The interplay of Solvency II and IFRS 17
When a speaker suggested that IFRS 17 was the most complex accounting Standard ever issued and significantly more complex than Solvency II, the audience agreed enthusiastically. The audience also got to weigh in on the cost of IFRS 17 compliance. To the question, “do you think that your IFRS 17 project will be more expensive than your SII project,” the audience answered yes by a significant margin. This aligns generally with market thinking that IFRS 17 is much more complex than was initially thought.
Attendees agreed that the difference between Solvency II and IFRS 17 is that IFRS 17 is transformational, effecting not just the reporting but the overall processes – and impacting the entire business and systems architecture. This complexity and the breadth of change is why the costs are going to be higher.
The fact that IFRS 17 is more complex than Solvency II doesn’t mean SII has completely faded to the background. In fact, it was mentioned in every session as it is a key metric for most insurers and typically more important than IFRS 17 in running the business. If anything, insurers are increasingly seeing the need to “walk-between” SII and IFRS 17 reporting once IFRS 17 transition numbers have been validated.
There was also a dedicated session on the differences between SII and IFRS 17 which covered the need to harmonize the two Standards. Potential areas included groupings (HRGs and Portfolios) and using the same discount rate and BELs. The view was that the pillar one SII discount curve prescribed by EIOPA was possibly inappropriate for IFRS 17 since auditors believe it is not on a “market consistent” basis, and that perhaps harmonizing with the pillar two curve (ORSA – Insurer defined) is more relevant.

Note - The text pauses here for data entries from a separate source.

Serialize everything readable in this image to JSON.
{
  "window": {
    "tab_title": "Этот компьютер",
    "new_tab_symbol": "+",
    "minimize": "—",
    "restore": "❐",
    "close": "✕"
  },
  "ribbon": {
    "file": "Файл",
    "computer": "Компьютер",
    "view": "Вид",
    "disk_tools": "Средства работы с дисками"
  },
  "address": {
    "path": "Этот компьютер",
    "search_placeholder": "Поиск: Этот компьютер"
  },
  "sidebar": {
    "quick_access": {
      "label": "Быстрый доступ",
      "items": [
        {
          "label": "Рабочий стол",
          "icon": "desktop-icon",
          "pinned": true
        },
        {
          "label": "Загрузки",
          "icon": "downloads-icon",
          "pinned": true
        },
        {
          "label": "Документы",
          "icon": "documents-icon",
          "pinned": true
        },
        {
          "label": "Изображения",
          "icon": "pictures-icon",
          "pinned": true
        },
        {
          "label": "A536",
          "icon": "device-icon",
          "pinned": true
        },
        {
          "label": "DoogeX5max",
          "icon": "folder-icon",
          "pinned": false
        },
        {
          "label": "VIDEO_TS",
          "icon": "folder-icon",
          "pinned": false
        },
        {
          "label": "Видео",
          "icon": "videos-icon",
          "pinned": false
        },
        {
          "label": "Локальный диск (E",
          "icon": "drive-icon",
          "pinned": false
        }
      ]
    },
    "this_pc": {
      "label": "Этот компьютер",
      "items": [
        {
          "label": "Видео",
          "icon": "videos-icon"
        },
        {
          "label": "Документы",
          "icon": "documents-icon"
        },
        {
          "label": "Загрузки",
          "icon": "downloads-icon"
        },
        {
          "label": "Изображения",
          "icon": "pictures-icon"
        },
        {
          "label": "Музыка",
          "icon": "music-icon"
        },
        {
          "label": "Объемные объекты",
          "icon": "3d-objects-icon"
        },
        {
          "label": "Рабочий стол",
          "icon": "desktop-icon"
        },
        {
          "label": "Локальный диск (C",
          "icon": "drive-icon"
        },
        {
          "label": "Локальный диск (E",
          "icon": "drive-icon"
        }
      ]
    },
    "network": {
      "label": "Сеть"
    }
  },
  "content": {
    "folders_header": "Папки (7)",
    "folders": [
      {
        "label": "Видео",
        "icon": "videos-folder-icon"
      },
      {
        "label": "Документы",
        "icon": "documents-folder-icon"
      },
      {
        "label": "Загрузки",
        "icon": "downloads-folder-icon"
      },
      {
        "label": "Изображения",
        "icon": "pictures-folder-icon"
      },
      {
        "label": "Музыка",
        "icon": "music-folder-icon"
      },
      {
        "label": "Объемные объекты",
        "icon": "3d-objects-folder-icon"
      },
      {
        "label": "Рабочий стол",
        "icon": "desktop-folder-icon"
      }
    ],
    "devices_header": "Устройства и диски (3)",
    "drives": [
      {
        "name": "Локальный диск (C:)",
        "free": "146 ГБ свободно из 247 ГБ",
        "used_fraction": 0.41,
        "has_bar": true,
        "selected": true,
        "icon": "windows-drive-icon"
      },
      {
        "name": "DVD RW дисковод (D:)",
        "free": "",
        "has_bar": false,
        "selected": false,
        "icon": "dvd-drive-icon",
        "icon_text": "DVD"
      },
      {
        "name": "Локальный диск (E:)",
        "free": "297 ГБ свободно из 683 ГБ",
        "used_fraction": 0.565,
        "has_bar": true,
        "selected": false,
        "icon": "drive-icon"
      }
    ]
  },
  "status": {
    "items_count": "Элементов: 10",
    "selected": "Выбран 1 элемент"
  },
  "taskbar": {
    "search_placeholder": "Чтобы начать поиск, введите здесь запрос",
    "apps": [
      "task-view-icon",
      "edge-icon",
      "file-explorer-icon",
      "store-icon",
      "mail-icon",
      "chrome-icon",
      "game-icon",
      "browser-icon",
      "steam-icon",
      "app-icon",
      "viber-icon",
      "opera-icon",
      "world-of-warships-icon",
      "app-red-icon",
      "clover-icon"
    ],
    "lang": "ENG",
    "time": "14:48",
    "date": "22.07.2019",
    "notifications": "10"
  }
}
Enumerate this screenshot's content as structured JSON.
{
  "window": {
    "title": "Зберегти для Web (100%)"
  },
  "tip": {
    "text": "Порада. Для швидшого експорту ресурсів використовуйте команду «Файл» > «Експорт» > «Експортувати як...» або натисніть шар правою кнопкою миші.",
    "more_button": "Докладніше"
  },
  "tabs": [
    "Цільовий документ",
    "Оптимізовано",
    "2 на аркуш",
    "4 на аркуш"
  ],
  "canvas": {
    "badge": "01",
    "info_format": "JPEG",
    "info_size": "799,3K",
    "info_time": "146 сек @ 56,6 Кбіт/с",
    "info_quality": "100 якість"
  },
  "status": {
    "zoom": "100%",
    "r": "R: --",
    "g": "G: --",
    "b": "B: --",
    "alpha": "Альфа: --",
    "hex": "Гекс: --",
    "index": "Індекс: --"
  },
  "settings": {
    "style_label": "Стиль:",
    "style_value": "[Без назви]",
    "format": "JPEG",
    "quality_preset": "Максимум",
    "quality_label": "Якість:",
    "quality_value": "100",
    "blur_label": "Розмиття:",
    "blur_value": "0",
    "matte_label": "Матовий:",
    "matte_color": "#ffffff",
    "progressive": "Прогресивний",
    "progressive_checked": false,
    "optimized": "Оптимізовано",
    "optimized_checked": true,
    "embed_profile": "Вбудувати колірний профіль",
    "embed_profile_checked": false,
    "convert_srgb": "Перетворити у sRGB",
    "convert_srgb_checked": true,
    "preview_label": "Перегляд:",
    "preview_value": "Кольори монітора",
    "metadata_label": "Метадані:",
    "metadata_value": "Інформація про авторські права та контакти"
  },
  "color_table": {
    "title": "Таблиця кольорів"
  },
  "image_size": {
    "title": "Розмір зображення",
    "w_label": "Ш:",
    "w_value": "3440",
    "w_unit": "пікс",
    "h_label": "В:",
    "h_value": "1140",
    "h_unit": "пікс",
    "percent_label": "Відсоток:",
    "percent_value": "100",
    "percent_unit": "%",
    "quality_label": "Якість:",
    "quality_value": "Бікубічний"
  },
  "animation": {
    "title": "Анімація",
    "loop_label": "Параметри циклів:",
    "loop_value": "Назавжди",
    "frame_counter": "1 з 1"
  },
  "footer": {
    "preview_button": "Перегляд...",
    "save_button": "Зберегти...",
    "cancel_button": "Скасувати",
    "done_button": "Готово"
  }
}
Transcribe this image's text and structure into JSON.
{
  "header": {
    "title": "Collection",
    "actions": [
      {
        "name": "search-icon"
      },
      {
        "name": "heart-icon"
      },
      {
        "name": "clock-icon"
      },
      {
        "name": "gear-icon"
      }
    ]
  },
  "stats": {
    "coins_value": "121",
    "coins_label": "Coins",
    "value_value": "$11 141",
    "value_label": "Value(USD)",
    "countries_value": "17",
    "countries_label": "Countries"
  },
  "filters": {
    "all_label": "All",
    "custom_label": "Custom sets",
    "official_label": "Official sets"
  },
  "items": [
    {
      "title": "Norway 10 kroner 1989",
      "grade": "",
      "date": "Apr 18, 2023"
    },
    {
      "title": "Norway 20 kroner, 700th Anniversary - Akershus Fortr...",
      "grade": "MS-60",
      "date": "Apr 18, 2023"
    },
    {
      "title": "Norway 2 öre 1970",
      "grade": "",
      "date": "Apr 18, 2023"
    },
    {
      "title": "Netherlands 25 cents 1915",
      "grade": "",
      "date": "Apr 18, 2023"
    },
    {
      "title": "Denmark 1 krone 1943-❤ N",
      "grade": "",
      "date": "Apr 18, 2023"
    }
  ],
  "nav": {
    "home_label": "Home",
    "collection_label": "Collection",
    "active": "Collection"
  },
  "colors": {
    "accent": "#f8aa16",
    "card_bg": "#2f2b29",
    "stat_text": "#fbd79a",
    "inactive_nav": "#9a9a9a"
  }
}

The key takeaway is that Solvency II can no longer be viewed in isolation and that the impact of IFRS 17 on SII must also be considered.
Data complexity is still an issue
Data complexity remains a key theme and several sessions focused on the complexities inherent in extracting data from multiple legacy systems and actuarial models, maintaining data governance, and accessing data at the level of granularity needed. Data remains a key challenge, particularly for insurers who did not go through a SII project.
Still, insurers recognize the value of IFRS 17 in forcing them to get their data in order and make it available for analysis. One insurer, ASR, spoke about IFRS 17 as a driver for finance transformation which will lead to more efficient reporting, the integration of IFRS 17 and SII processes, and a reduction in the number of data silos.
Areas of hidden complexity
PAA remains an area of complexity that has surprised many insurers and several sessions highlighted the fact that PAA is significantly more complex to implement than was originally envisaged. Primary areas of complexity discussed include:
- PAA eligibility testing
- Data Granularity – Loss Reserving level to IFRS 17 grouping – Allocations
- Dealing with changes to contracts (e.g. Mid-Term Adjustments, Cancellations etc.)
- Onerous Contracts/Loss Component
- Generating the Fulfillment Cash Flows for the LIC
Another area of hidden complexities is around reinsurance, specifically as it refers to PAA. It’s a topic that is not well covered in the Standard and that is causing delays in projects. The hope is that matters will be clarified by the IASB in the next few months. Recent clarification around exemptions for Equity Release Mortgages, Credit Cards, and reinsurance Loss Recovery have helped.
The timing of the standard
The view from the various regulators speaking at the conference was that the IFRS 17 effective date will be delayed until 2023. Most insurers felt a delay would give them a chance to take a more strategic approach to compliance in addition to giving them the time to test and validate their processes and results data. We expect this decision to be confirmed by the IASB in the next few months. Once speaker noted, “the standard has already taken 17 years to get to this stage, so another year won’t make much difference!” Not a single insurer mentioned that this delay would pause or slow projects down.
Thank you to InsuranceERM for putting on the conference and inviting us to speak and sponsor.